Q. For the Commissioner. Minding the strength of the Asians, is there room for an Asia versus the rest of the world event? Are the ladies ready for an Asia versus the rest of the world including America?
MIKE WHAN: Chris, you’re a good set up man for me for a chance to talk about a new event for us. First let me address the specific question you asked which is Asia versus the rest of the world. I’ve never been a fan of a team called rest of the world. Not really sure what colors to wear, what anthem to sing, what flag to wave. I’ve said when you travel around the world as much as we have, you realize Korea doesn’t want to play with Japan, they want to play against Japan. And Australia doesn’t want to be on team Asia they want to be team Australia.
We got talking a few years ago, how can we create something every other year on non Solheim Cup years that really gives the world a chance to see the world in the ladies professional world era. Not necessarily follow what the men do or what’s been done in the past. So starting in July next year we’re starting a new tournament called the International Crown and the basics of the International Crown is at the end of this season, we’re going to take the four best golfers from ever country and add their Rolex World Ranking together and that gives you a country rank. And the best eight-ranked countries get into the International Crown. Over the course of four days, four players per country, we’re going to see who is the best female golfing country in the world.
And we’ll do that every other year starting in 2014. I think people will be surprised how much depth there is and how hard it is to get into the event. And the good news is that I don’t decide the four, there’s no sanctioning body who decides the countries. Players and countries get in by their own merit. And it can change every two years. If a country gets much stronger and kicks another country out because of the Rolex Rankings so be it. It’s an event idea that I think can really stand the test of time and it gives us a chance to introduce the incredible talent from all different parts of the world.
A lot of differences about it. There are no coaches or caption. The players will get together and decide who plays with who and who will play in singles matches. It should be a lot of fun and it will be different. If you can imagine eight countries wearing their own flags, singing their own anthems, playing for their own country, it should be great television and in person view.
It’ll be played at Caves Valley outside of Baltimore in 2014 and at Rich Harvest Farms in Chicago in 2016. And people ask when will we hit the road with it. We want to play it in the middle of the year, not in November or December when no one is thinking about golf and in the middle of the season, most of the world’s best golfers are in the U.S. to get them started. Eight years or so down the road I believe we’ll see it being played on different continents. But to get started we wanted to make sure we made it convenient for the best players to play in it and not skip events in the process of doing so.
Q. Stacy you’re one of three American winners on Tour this year and you were the first American since 1994 to win Player of the Year. Do you feel like you’re still carrying the flag for the USA?
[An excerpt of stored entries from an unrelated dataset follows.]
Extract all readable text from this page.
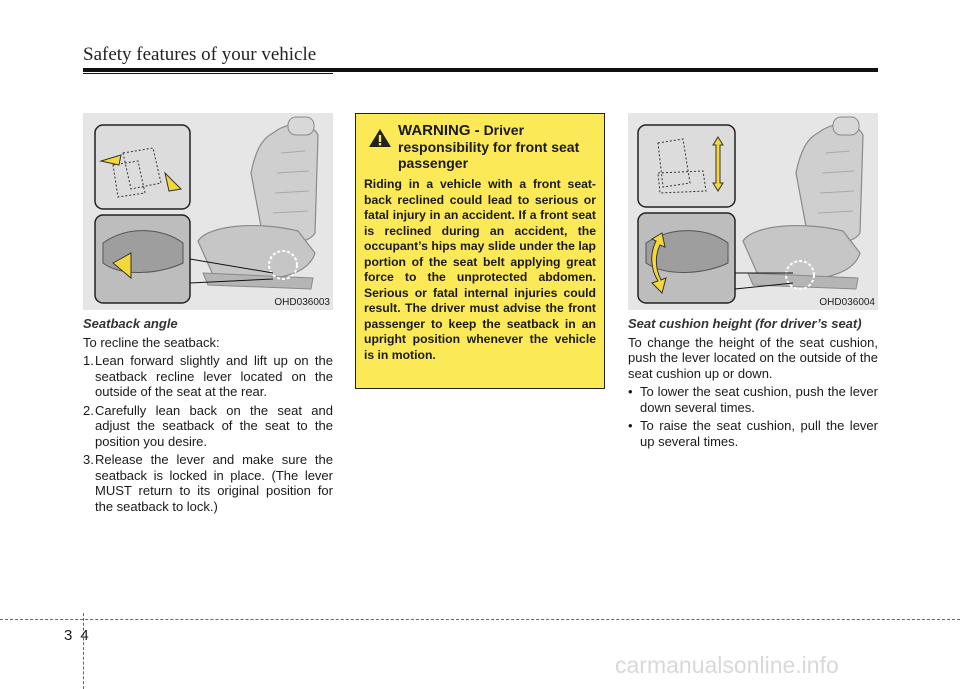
Safety features of your vehicle
OHD036003	OHD036004

Seatback angle

To recline the seatback:

1. Lean forward slightly and lift up on the seatback recline lever located on the outside of the seat at the rear.
2. Carefully lean back on the seat and adjust the seatback of the seat to the position you desire.
3. Release the lever and make sure the seatback is locked in place. (The lever MUST return to its original position for the seatback to lock.)
WARNING - Driver responsibility for front seat passenger
Riding in a vehicle with a front seat-back reclined could lead to serious or fatal injury in an accident. If a front seat is reclined during an accident, the occupant’s hips may slide under the lap portion of the seat belt applying great force to the unprotected abdomen. Serious or fatal internal injuries could result. The driver must advise the front passenger to keep the seatback in an upright position whenever the vehicle is in motion.

Seat cushion height (for driver’s seat)

To change the height of the seat cushion, push the lever located on the outside of the seat cushion up or down.

• To lower the seat cushion, push the lever down several times.
• To raise the seat cushion, pull the lever up several times.
34
carmanualsonline.info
STACY LEWIS: I mean the last few years it’s felt like that and I talked to Mike before the final round last week and said I felt like I was playing in the International Crown. We had every country represented there in the top 10. It’s just what the Tour is. We’re international which is really cool. I think we need to get some of the Americans up there and winning more tournaments and I think that will help everybody. But I’m doing what I can to keep winning tournaments.